Community responses to the close proximity of industrial-scale wind developments in Mid-North South Australia.
Felicity J Martin
BPsSc -Hons; PostGrad Neuroscience and Psychology of Mental Health, Dip Counselling
* Correspondence: Free access to the full research article available as PDF in Downloads
Abstract: South Australia is a world leader in renewable energy, particularly on-shore wind, with SA's Mid North hosting a significant proportion of developments. Despite extensive developments, little empirical research has been conducted into broad-based factors contributing to rural community responses. A 75-item survey explores costs and benefits affecting local community perceptions of developments within 12 kilometres. Questions are drawn from Australian and overseas research, and responses in 139 submissions by residents directly affected by wind developments, to the Australian Senate Select Committee Inquiry into Wind Turbines (2015). The survey was distributed to Mid North SA communities living within 12 km of wind developments. Regression analysis of 127 SA respondents reveals disruptions to traditional rural friendship networks directly and indirectly predicts increases in self-reported stress through loss of valued landscapes, and perceptions of government failures in monitoring for wind development compliance.
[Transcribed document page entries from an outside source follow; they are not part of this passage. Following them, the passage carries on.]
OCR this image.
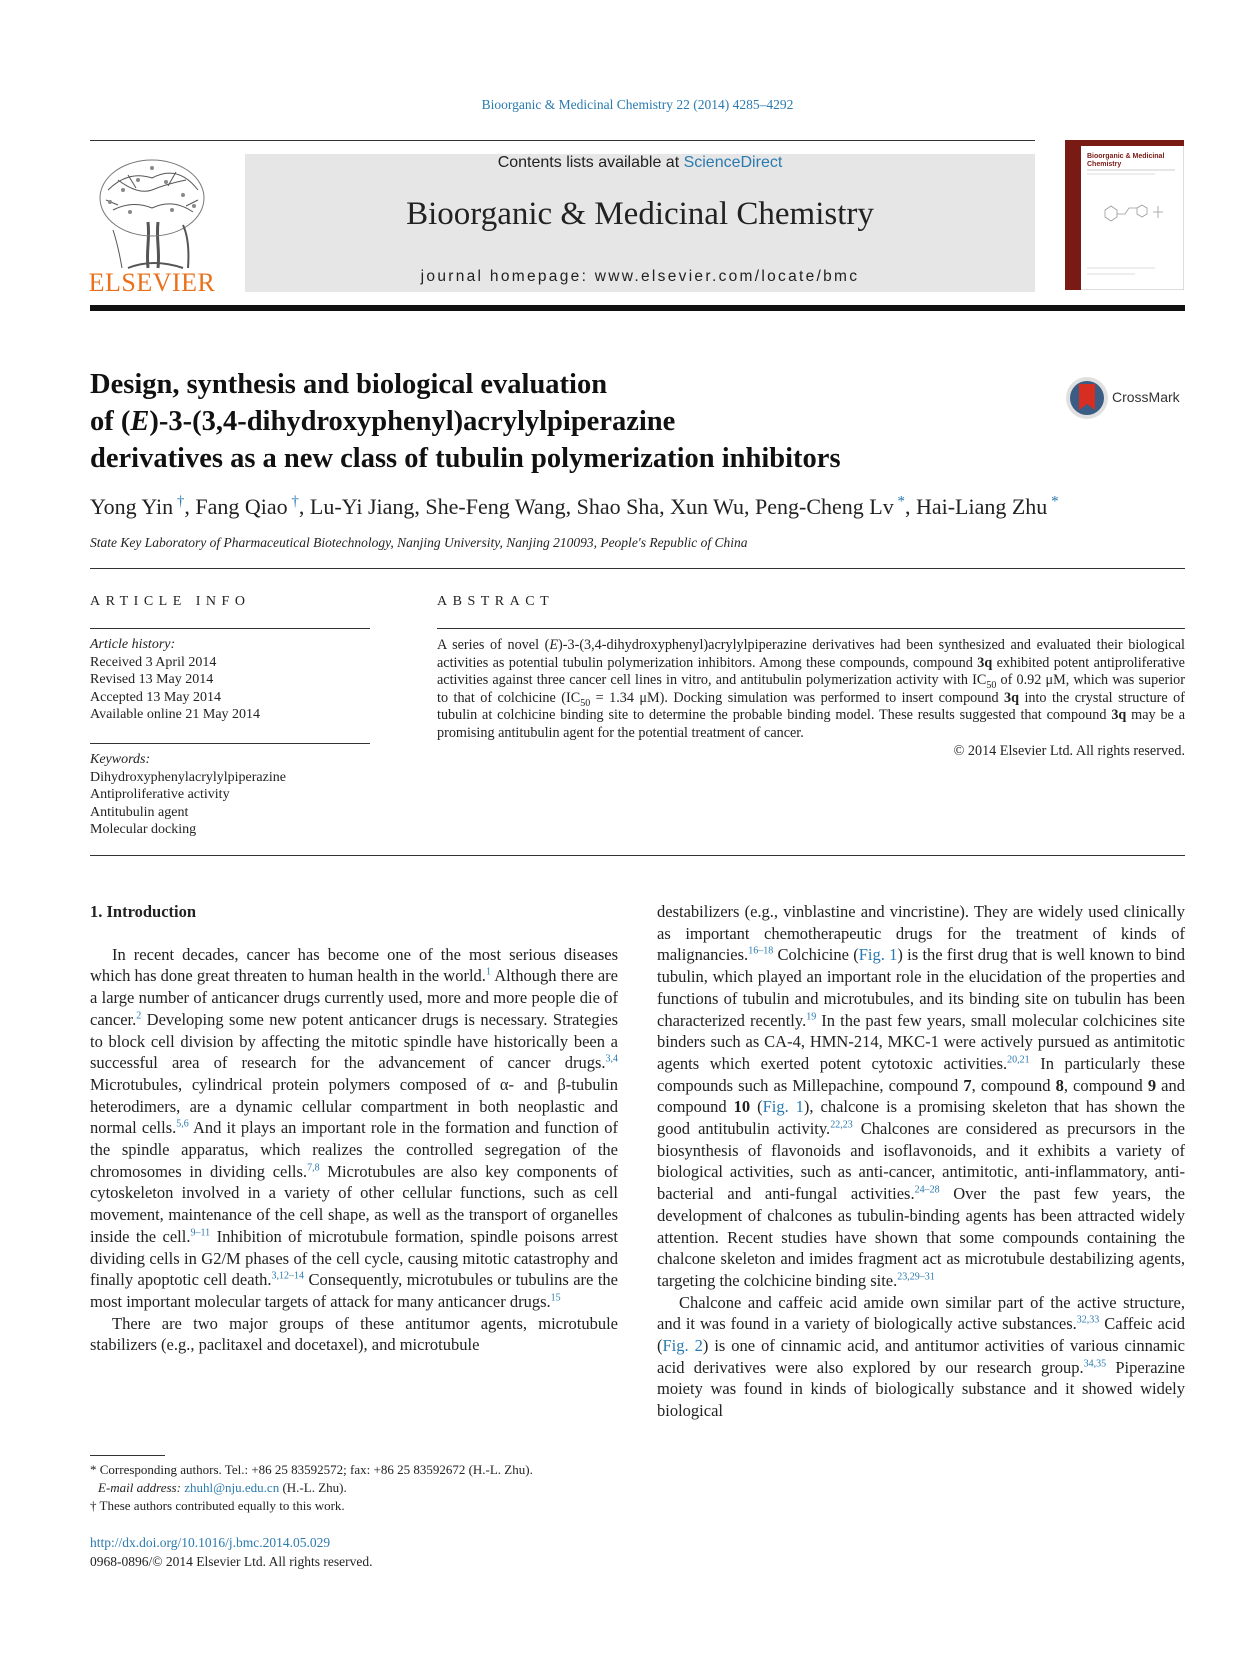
Bioorganic & Medicinal Chemistry 22 (2014) 4285–4292
ELSEVIER
Contents lists available at ScienceDirect
Bioorganic & Medicinal Chemistry
journal homepage: www.elsevier.com/locate/bmc
Bioorganic & Medicinal
Chemistry
Design, synthesis and biological evaluation
of (E)-3-(3,4-dihydroxyphenyl)acrylylpiperazine
derivatives as a new class of tubulin polymerization inhibitors
CrossMark
Yong Yin †, Fang Qiao †, Lu-Yi Jiang, She-Feng Wang, Shao Sha, Xun Wu, Peng-Cheng Lv *, Hai-Liang Zhu *
State Key Laboratory of Pharmaceutical Biotechnology, Nanjing University, Nanjing 210093, People's Republic of China
ARTICLE INFO
Article history:
Received 3 April 2014
Revised 13 May 2014
Accepted 13 May 2014
Available online 21 May 2014
Keywords:
Dihydroxyphenylacrylylpiperazine
Antiproliferative activity
Antitubulin agent
Molecular docking
ABSTRACT
A series of novel (E)-3-(3,4-dihydroxyphenyl)acrylylpiperazine derivatives had been synthesized and evaluated their biological activities as potential tubulin polymerization inhibitors. Among these compounds, compound 3q exhibited potent antiproliferative activities against three cancer cell lines in vitro, and antitubulin polymerization activity with $IC_{50}$ of 0.92 μM, which was superior to that of colchicine ($IC_{50} = 1.34$ μM). Docking simulation was performed to insert compound 3q into the crystal structure of tubulin at colchicine binding site to determine the probable binding model. These results suggested that compound 3q may be a promising antitubulin agent for the potential treatment of cancer.
© 2014 Elsevier Ltd. All rights reserved.
1. Introduction

In recent decades, cancer has become one of the most serious diseases which has done great threaten to human health in the world.$^1$ Although there are a large number of anticancer drugs currently used, more and more people die of cancer.$^2$ Developing some new potent anticancer drugs is necessary. Strategies to block cell division by affecting the mitotic spindle have historically been a successful area of research for the advancement of cancer drugs.$^{3,4}$ Microtubules, cylindrical protein polymers composed of α- and β-tubulin heterodimers, are a dynamic cellular compartment in both neoplastic and normal cells.$^{5,6}$ And it plays an important role in the formation and function of the spindle apparatus, which realizes the controlled segregation of the chromosomes in dividing cells.$^{7,8}$ Microtubules are also key components of cytoskeleton involved in a variety of other cellular functions, such as cell movement, maintenance of the cell shape, as well as the transport of organelles inside the cell.$^{9-11}$ Inhibition of microtubule formation, spindle poisons arrest dividing cells in G2/M phases of the cell cycle, causing mitotic catastrophy and finally apoptotic cell death.$^{3,12-14}$ Consequently, microtubules or tubulins are the most important molecular targets of attack for many anticancer drugs.$^{15}$

There are two major groups of these antitumor agents, microtubule stabilizers (e.g., paclitaxel and docetaxel), and microtubule

destabilizers (e.g., vinblastine and vincristine). They are widely used clinically as important chemotherapeutic drugs for the treatment of kinds of malignancies.$^{16-18}$ Colchicine (Fig. 1) is the first drug that is well known to bind tubulin, which played an important role in the elucidation of the properties and functions of tubulin and microtubules, and its binding site on tubulin has been characterized recently.$^{19}$ In the past few years, small molecular colchicines site binders such as CA-4, HMN-214, MKC-1 were actively pursued as antimitotic agents which exerted potent cytotoxic activities.$^{20,21}$ In particularly these compounds such as Millepachine, compound 7, compound 8, compound 9 and compound 10 (Fig. 1), chalcone is a promising skeleton that has shown the good antitubulin activity.$^{22,23}$ Chalcones are considered as precursors in the biosynthesis of flavonoids and isoflavonoids, and it exhibits a variety of biological activities, such as anti-cancer, antimitotic, anti-inflammatory, anti-bacterial and anti-fungal activities.$^{24-28}$ Over the past few years, the development of chalcones as tubulin-binding agents has been attracted widely attention. Recent studies have shown that some compounds containing the chalcone skeleton and imides fragment act as microtubule destabilizing agents, targeting the colchicine binding site.$^{23,29-31}$

Chalcone and caffeic acid amide own similar part of the active structure, and it was found in a variety of biologically active substances.$^{32,33}$ Caffeic acid (Fig. 2) is one of cinnamic acid, and antitumor activities of various cinnamic acid derivatives were also explored by our research group.$^{34,35}$ Piperazine moiety was found in kinds of biologically substance and it showed widely biological

* Corresponding authors. Tel.: +86 25 83592572; fax: +86 25 83592672 (H.-L. Zhu).
E-mail address: zhuhl@nju.edu.cn (H.-L. Zhu).
† These authors contributed equally to this work.
http://dx.doi.org/10.1016/j.bmc.2014.05.029
0968-0896/© 2014 Elsevier Ltd. All rights reserved.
Significant disruption to accessing regional and local television reception increases self-reported stress. Contrary to expectations, Amirkhan's (2012) Stress Overload Scale (SOS) scores indicate farmers under 55 years tend to report higher stress levels . Other significant contributors to increasing SOS stress scores are perceptions decisions affecting personal assets are made by powerful others, and perceiving government failure in monitoring for wind development compliance. Turbine noise is the strongest factor predicting sleep disruption, while 67% of residents within 5km report hearing noise. SA government development setback guideline of a 1 km for individual homes and 2km for townships may not be sufficient to protect residents, and a minimal 4 km setback is suggested.